Antonella De Gregorio

Sono 11.241 i docenti universitari che hanno aderito allo sciopero promosso dal Movimento per la Dignità della Docenza Universitaria. A tirare le somme, al 31 ottobre, ultimo giorno di mobilitazione che ha fatto saltare un appello della sessione d’esame, è il professore Carlo Vincenzo Ferraro - docente del Politecnico di Torino, anima e voce del Movimento - che sottolinea come «i colleghi che hanno aderito potrebbero essere anche di più, alcuni potrebbero aver comunicato il loro sciopero solo al Miur, o solo ai loro Rettori». Nel dettaglio: 990 docenti hanno scioperato a Roma La Sapienza, 556 alla Federico II di Napoli, 484 a Bologna, 469 a Bari, 440 a Palermo e altrettanti a Pisa.

Nuovo sciopero

Nel presentare il bilancio dell’inedita forma di protesta, il capofila del Movimento annuncia come «inevitabile» una nuova edizione dello sciopero. Perché i professori universitari, che avevano alzato la voce per ottenere una perequazione nel trattamento retributivo, ritengono di non essere stati minimamente ascoltati. Parlando della bozza della Manovra e delle richieste avanzate sugli scatti stipendiali, Ferraro boccia il provvedimento: «È nettamente insoddisfacente», dice. «La situazione per i docenti universitari precipita verso un punto di non ritorno».

Le norme contestate

I docenti chiedevano che i progressi in busta paga partissero dal gennaio 2015. «Invece pochissimi docenti avranno qualche euro nel 2020, la stragrande maggioranza li avrà solo nel 2021 o 2022». Il professore esprime preoccupazione non solo per gli aspetti finanziari, ma anche per il meccanismo «su base premiale» per l’attribuzione degli scatti, in deroga alla normativa attuale, e per la disponibilità in capo agli Atenei delle risorse non assegnate.

Dieci anni

L’intervento del governo (che costa 60 milioni nel 2018, 75 milioni nel 2019, 90 nel 2020, 120 milioni per il 2021 e 150 dal 2022 in poi) non recupera il pregresso, ma guarda al futuro e punta a favorire soprattutto i giovani (anche in chiave pensionistica) che sono stati più penalizzati.
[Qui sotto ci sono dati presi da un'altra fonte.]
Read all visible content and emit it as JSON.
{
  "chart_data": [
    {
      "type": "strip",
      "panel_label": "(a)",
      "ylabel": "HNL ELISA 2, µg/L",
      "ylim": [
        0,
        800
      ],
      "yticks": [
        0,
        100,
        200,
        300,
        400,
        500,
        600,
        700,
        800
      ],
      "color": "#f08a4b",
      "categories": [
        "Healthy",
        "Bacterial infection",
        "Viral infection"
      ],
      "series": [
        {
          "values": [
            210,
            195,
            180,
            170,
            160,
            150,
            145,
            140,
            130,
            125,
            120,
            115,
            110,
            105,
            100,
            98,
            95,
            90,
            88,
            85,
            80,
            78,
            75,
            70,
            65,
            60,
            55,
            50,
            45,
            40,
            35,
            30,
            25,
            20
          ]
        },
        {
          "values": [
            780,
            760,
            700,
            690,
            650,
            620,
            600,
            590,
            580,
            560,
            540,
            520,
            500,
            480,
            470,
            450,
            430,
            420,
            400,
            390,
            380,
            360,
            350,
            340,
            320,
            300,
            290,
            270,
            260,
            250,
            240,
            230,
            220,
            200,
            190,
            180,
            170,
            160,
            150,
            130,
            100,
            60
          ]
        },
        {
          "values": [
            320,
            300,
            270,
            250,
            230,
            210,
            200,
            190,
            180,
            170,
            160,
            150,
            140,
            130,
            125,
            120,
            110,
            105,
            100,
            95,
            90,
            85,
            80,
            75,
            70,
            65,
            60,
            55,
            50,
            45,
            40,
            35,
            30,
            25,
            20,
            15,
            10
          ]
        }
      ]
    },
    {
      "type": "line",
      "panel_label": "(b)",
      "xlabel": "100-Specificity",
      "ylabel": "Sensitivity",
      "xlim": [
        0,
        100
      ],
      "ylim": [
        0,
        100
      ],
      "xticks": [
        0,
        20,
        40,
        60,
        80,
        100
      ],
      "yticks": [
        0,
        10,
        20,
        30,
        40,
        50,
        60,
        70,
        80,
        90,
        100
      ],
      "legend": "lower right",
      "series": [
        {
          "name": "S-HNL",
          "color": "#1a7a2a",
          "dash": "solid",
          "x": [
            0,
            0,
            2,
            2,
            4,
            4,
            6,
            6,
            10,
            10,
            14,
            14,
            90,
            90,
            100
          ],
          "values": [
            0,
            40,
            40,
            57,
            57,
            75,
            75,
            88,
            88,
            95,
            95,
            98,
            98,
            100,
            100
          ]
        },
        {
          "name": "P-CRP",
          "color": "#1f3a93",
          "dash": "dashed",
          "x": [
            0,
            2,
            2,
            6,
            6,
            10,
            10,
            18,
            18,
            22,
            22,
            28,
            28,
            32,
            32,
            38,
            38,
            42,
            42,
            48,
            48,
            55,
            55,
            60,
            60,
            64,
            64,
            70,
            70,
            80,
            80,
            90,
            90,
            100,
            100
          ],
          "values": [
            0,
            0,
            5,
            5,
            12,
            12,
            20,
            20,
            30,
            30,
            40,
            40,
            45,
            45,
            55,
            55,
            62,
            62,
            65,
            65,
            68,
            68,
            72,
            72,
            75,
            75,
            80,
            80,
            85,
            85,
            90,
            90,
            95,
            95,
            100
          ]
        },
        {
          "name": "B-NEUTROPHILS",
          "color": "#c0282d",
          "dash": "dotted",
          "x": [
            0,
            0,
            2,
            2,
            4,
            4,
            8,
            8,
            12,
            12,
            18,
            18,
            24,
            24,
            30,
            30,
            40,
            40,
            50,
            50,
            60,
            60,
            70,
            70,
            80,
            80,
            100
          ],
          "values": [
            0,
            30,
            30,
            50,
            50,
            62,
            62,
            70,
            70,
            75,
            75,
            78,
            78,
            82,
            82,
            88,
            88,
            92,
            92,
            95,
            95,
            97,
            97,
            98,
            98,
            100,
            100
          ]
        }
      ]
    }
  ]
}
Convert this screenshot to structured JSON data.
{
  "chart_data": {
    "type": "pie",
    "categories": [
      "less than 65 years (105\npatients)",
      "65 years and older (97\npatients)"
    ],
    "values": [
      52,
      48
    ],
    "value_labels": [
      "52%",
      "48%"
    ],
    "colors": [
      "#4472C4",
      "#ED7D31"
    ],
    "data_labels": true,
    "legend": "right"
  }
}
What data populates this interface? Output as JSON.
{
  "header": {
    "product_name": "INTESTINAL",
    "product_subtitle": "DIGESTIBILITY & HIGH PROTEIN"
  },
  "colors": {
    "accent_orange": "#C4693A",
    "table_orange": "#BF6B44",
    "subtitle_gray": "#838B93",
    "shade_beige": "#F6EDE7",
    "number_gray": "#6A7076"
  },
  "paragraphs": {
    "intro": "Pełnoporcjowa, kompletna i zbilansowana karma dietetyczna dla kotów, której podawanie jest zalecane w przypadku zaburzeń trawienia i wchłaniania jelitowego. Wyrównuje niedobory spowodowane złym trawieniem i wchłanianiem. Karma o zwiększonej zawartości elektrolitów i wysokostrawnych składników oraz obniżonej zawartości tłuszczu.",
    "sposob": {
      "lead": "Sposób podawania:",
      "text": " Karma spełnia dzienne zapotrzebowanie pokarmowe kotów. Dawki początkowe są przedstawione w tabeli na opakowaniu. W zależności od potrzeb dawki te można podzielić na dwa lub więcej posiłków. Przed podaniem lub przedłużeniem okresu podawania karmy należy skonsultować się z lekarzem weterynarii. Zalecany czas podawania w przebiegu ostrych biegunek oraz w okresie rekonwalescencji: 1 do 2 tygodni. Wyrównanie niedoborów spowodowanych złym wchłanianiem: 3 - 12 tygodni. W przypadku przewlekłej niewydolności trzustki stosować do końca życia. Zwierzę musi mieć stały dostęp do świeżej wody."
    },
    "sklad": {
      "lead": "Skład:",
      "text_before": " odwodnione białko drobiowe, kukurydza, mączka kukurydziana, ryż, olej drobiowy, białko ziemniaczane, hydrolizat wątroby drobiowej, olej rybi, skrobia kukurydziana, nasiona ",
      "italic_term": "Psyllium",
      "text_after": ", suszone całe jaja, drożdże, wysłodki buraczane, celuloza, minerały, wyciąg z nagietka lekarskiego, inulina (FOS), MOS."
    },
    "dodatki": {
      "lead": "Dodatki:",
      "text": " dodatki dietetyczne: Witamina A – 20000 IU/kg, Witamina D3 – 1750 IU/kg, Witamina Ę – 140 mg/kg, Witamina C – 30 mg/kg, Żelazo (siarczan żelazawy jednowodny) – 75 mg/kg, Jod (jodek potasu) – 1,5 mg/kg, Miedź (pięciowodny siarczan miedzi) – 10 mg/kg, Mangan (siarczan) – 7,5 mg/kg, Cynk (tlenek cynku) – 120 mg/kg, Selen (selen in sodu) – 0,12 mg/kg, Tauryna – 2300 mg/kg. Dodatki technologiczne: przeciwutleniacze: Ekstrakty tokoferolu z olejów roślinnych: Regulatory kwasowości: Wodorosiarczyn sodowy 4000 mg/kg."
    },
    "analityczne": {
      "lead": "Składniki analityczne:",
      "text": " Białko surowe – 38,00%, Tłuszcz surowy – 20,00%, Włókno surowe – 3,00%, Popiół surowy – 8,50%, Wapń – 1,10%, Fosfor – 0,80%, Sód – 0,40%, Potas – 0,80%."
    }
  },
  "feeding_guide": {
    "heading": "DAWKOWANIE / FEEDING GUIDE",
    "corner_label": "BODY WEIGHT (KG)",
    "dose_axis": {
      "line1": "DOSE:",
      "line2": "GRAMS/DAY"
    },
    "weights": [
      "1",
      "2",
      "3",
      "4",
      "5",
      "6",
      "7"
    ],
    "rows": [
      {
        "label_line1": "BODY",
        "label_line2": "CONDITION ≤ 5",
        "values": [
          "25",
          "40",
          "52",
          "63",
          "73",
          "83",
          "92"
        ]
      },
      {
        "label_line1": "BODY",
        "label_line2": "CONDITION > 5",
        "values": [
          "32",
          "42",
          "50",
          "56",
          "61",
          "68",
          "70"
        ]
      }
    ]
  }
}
La norma prevede infatti che «con decorrenza dal 1° gennaio 2016 ed effetto economico a decorrere dall’anno 2018», il regime di progressione stipendiale triennale per classi su base premiale dei docenti universitari diventi biennale, come era in effetti prima del 2010 quando la riforma Gelmini allungò di un anno la progressione di carriera. «Noi chiedevamo la decorrenza economica dal 2015. Con questa scansione ci vorranno 10 anni per recuperare quanto abbiamo perso», spiega il docente torinese.